Post-extraction alveolar bone resorption invariably compromises implant placement and aesthetic restoration outcomes. Current non-resorbable membranes exhibit limited efficacy in alveolar ridge preservation (ARP) due to insufficient cell recruitment and osteoinductive capabilities. Herein, we introduce a multifunctional electroactive membrane (PPy-BTO/P(VDF-TrFE), PB/PT) designed to spatiotemporally regulate cell migration and osteogenesis, harmonizing with the socket healing process. Initially, the membrane's endogenous-level surface potential recruits stem cells from the socket. Subsequently, adherent cell-migration-triggered forces generate on-demand piezopotential, stimulating intracellular calcium ion fluctuations and activating the CA²⁺/Calcineurin/NFAT1 signaling pathway via Cav3.2 channels.
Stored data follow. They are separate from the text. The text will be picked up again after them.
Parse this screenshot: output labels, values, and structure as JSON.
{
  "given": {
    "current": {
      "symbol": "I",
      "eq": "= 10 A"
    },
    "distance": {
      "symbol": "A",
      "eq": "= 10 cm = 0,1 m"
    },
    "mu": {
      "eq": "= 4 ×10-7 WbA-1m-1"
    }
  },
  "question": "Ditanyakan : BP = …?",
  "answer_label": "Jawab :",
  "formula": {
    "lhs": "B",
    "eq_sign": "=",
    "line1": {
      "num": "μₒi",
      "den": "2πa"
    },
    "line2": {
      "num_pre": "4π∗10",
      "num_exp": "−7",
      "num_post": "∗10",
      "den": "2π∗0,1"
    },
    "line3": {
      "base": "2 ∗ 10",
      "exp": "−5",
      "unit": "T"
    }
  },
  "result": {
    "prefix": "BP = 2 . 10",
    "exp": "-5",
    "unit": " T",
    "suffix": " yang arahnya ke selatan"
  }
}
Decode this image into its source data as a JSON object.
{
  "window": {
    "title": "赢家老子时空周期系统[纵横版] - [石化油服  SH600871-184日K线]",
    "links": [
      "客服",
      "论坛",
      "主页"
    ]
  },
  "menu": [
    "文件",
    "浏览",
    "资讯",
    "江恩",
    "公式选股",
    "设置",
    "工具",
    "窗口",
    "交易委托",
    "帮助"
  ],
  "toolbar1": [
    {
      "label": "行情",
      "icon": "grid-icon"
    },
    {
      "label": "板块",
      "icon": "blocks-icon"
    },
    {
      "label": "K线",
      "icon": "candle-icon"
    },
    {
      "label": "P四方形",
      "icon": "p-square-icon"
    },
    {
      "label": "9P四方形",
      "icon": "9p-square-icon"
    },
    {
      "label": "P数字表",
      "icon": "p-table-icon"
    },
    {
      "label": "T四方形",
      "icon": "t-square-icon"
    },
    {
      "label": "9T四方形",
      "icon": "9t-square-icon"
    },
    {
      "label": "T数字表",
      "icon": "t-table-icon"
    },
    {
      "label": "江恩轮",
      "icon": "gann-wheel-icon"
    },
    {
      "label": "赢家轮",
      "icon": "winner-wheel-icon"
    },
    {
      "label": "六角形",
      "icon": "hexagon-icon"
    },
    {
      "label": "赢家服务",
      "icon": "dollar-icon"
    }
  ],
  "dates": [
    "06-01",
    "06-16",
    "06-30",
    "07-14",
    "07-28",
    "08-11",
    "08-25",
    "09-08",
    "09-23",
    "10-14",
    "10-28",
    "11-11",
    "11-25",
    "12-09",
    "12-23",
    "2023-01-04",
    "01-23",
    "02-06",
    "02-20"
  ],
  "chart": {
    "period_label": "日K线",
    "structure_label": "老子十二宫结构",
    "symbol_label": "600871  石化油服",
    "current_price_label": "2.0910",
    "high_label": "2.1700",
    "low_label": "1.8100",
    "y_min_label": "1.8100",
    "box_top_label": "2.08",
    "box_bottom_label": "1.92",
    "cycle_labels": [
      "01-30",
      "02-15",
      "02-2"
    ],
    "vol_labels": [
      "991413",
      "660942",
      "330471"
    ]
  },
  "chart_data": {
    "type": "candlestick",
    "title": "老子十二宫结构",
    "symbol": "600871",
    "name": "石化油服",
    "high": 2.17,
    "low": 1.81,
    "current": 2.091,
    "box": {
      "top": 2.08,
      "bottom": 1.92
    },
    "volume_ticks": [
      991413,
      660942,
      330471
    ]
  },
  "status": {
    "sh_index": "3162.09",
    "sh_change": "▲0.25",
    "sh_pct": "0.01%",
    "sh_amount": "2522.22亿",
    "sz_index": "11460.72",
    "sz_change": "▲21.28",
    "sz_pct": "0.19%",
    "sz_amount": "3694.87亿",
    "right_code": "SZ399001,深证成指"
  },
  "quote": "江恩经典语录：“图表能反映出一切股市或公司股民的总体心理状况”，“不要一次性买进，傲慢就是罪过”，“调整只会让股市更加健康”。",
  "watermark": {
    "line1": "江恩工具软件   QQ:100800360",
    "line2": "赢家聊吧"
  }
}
This enhances cell motility and osteogenic differentiation predominantly in the coronal socket region, counteracting the natural healing trajectory. The membrane's self-powered energy supply, proportional to cell migration velocity and manifested as nanoparticle deformation, mitigates ridge shrinkage, both independently and in conjunction with bone grafts. This energy-autonomous membrane, based on the spatiotemporal modulation of cell motility, presents a novel approach for in-situ ARP treatment and the development of 4D bionic scaffolds.

Alveolar ridge preservation; Bone regeneration; Cell-migration-mediated piezopotential; Electroactive membrane; Spatiotemporal electrical modulation.